About
10 years ago, Naya Raines woke with a start, sat upright,
and said out loud: “I think I need to weave.”
She had not consciously desired to weave or seriously considered
weaving before this sudden outburst. Shortly thereafter, she
took a Navajo weaving workshop on the reservation which she
lived. And although over the years she has appropriated new
methods, techniques and styles, she has continued to weave
with passion and a love for the art until this day.
Weaving is virtually as old and as enduring as human civilization
itself. There is evidence that the Egyptians, 5000 years ago,
made special tapestries for the pharaohs in select colors
and patterns signifying their royal and spiritual heritage.
Ancient Greek pottery, from 540 BCE, portrays women weaving
cloth on large looms in the name of Athena, goddess of weaving
as well as war. The Navajo, or the Diné people, learned
weaving from Pueblo refugees in the late seventeenth century,
but quickly developed their own style and refinements to the
craft of weaving, allowing their weavings to express their
stories, histories and their culture.
Like
the Navajo, from which she learned to weave, Raines appreciates
weaving as a holistic process, combining mind, body, emotions
and spirit into the craft. The art of weaving express her
self, her story and her environment. For example, Raines began
working on “ Ciaramallow’s Dream” while
she lived at the ocean. The colors and the forms started out
as ocean waves: the blues and purples smeared together like
the many colors of the ocean and the interplay of light. Wave
forms appeared on the tapestry in the form of white, bubbling
crests. In mid-tapestry, Raines moved to the Southwest, where
she continued the tapestry. A transformation happened, however,
and her waves
began to morph into dancing figures like Kachina and the tapestry
took on a whole new appearance, reflecting Raines’ internal
and external transition to a new environment. The art and
process of weaving gives Raines a lot of pleasure. The actual
weaving is simple to learn and therefore the process is calm,
rhythmic and meditative. Raines added that in the process
of weaving and creating she feels most connected to God or
to a Higher Order. And therefore, weaving gives her satisfaction
and spiritual fulfillment, as well as a creative outlet.
Being a figurative and
representational painter, myself, one of my main questions
to Raines was how she came up with her free form, asymmetrical
designs. She originally learned to draw out her designs first
by making a cartoon, a preliminary, finished sketch, which
gets pinned to the loom for guidance. But as she progressed
in weaving found herself diverging from the pattern. She enjoys
the organic detours and mysterious results of this intuitive
and unplanned process. And thus she began weaving free-form
designs without the aid of a preliminary pattern. However,
Raines picks the color scheme before she begins. Yet she does
not
limit herself from adding additional colors and fibers as
her tapestry progresses. Such is the case for her tapestry
weaving entitled “Dreaming”. In “Dreaming”,
Raines begins the weaving using hot reds, oranges, and yellows.

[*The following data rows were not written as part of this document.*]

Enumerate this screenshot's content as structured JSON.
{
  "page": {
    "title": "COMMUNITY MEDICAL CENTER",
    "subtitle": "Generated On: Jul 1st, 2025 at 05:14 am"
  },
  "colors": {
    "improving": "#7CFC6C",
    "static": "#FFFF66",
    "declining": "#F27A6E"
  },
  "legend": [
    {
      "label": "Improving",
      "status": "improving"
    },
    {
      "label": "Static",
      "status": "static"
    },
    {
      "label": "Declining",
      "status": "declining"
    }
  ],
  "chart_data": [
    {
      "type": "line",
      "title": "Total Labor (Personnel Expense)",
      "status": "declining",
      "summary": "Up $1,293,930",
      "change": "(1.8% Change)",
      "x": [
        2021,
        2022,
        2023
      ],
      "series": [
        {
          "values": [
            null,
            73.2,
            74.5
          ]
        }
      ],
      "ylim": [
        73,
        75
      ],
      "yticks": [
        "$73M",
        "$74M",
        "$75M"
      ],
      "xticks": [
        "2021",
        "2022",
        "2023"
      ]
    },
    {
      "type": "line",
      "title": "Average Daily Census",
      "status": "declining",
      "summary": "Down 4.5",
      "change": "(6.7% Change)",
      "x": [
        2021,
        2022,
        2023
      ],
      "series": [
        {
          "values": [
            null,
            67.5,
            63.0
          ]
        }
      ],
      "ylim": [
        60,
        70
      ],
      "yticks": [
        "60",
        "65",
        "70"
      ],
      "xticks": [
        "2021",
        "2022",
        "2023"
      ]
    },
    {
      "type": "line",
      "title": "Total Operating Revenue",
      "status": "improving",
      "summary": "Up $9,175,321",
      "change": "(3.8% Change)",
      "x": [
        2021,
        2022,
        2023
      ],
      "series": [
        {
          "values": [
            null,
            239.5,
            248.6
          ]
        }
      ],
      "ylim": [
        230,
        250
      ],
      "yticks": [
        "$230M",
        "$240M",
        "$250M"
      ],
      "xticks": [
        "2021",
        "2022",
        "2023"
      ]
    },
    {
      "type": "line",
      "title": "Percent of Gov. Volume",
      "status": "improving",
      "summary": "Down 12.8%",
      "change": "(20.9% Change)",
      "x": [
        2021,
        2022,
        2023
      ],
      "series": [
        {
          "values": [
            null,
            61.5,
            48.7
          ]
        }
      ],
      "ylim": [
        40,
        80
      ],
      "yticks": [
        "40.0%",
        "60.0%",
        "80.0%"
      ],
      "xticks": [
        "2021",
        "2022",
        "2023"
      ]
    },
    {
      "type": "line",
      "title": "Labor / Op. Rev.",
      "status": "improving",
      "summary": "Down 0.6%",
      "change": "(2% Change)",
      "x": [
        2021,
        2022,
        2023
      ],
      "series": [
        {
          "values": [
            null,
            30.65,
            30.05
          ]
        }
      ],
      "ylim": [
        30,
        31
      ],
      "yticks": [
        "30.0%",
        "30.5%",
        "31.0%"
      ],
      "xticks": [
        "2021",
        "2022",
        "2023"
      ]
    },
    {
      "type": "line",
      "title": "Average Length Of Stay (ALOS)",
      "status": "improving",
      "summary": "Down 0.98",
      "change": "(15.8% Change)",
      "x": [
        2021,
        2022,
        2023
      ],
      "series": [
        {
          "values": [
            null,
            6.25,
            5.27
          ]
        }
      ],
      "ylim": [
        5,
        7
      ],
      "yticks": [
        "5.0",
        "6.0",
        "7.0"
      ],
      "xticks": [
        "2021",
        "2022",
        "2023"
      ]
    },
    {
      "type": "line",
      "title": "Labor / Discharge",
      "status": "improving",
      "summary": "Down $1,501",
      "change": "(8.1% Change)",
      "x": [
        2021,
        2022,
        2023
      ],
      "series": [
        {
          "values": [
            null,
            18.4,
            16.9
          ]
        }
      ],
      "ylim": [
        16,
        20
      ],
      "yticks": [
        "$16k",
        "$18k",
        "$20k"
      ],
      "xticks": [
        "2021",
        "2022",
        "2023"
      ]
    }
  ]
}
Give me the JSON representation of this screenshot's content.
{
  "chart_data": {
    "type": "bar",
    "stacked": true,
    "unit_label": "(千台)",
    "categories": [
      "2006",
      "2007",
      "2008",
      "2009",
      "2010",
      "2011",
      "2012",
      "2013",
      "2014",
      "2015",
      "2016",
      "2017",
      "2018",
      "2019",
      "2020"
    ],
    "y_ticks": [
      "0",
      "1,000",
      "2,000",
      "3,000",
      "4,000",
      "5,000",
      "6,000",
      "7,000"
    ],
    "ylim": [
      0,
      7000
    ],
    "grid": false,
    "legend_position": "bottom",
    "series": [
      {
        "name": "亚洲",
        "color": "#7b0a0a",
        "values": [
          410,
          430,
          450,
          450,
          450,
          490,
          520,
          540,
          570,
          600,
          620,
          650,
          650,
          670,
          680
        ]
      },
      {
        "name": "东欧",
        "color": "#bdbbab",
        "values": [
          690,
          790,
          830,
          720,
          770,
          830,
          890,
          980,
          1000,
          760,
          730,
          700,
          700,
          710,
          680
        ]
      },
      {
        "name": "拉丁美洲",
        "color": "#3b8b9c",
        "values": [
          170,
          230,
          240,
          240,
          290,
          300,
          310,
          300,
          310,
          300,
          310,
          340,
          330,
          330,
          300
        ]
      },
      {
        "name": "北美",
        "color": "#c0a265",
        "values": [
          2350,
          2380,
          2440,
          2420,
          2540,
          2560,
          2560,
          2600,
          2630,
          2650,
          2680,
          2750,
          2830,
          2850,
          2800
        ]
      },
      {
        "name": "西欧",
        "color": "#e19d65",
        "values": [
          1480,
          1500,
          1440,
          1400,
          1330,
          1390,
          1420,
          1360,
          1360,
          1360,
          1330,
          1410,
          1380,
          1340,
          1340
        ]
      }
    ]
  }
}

But as she progresses in the tapestry she intuits that the
piece calls for violets and greens and adds these new colors
for balance and harmony. The end result is a vibrant mindscape
of shapes and figures and colors that play to the active imagination.
There appears to be a
narrative quality to Raines’ tapestries. Rather than
being about the design or pattern, the irregular shapes move
in a dynamic that silently expresses a story or an emotion.
The shapes, although not necessarily identifiable, speak an
archetypal language, which articulates some form of psychical
meaning. And perhaps that is what abstract art aims to achieve,
expressing some fundamental and essential meaning without
literal form or subject. In addition, Raines’ tapestry
weavings are a literal and figurative manifestation of her
relationship to Spirit. And thus, through her process of connecting
to a Divine Source through weaving, her tapestries cannot
help but represent the mode of their creation. In other words,
the underlying meaning or narrative of the tapestry weavings
express the story deep spiritual connecting.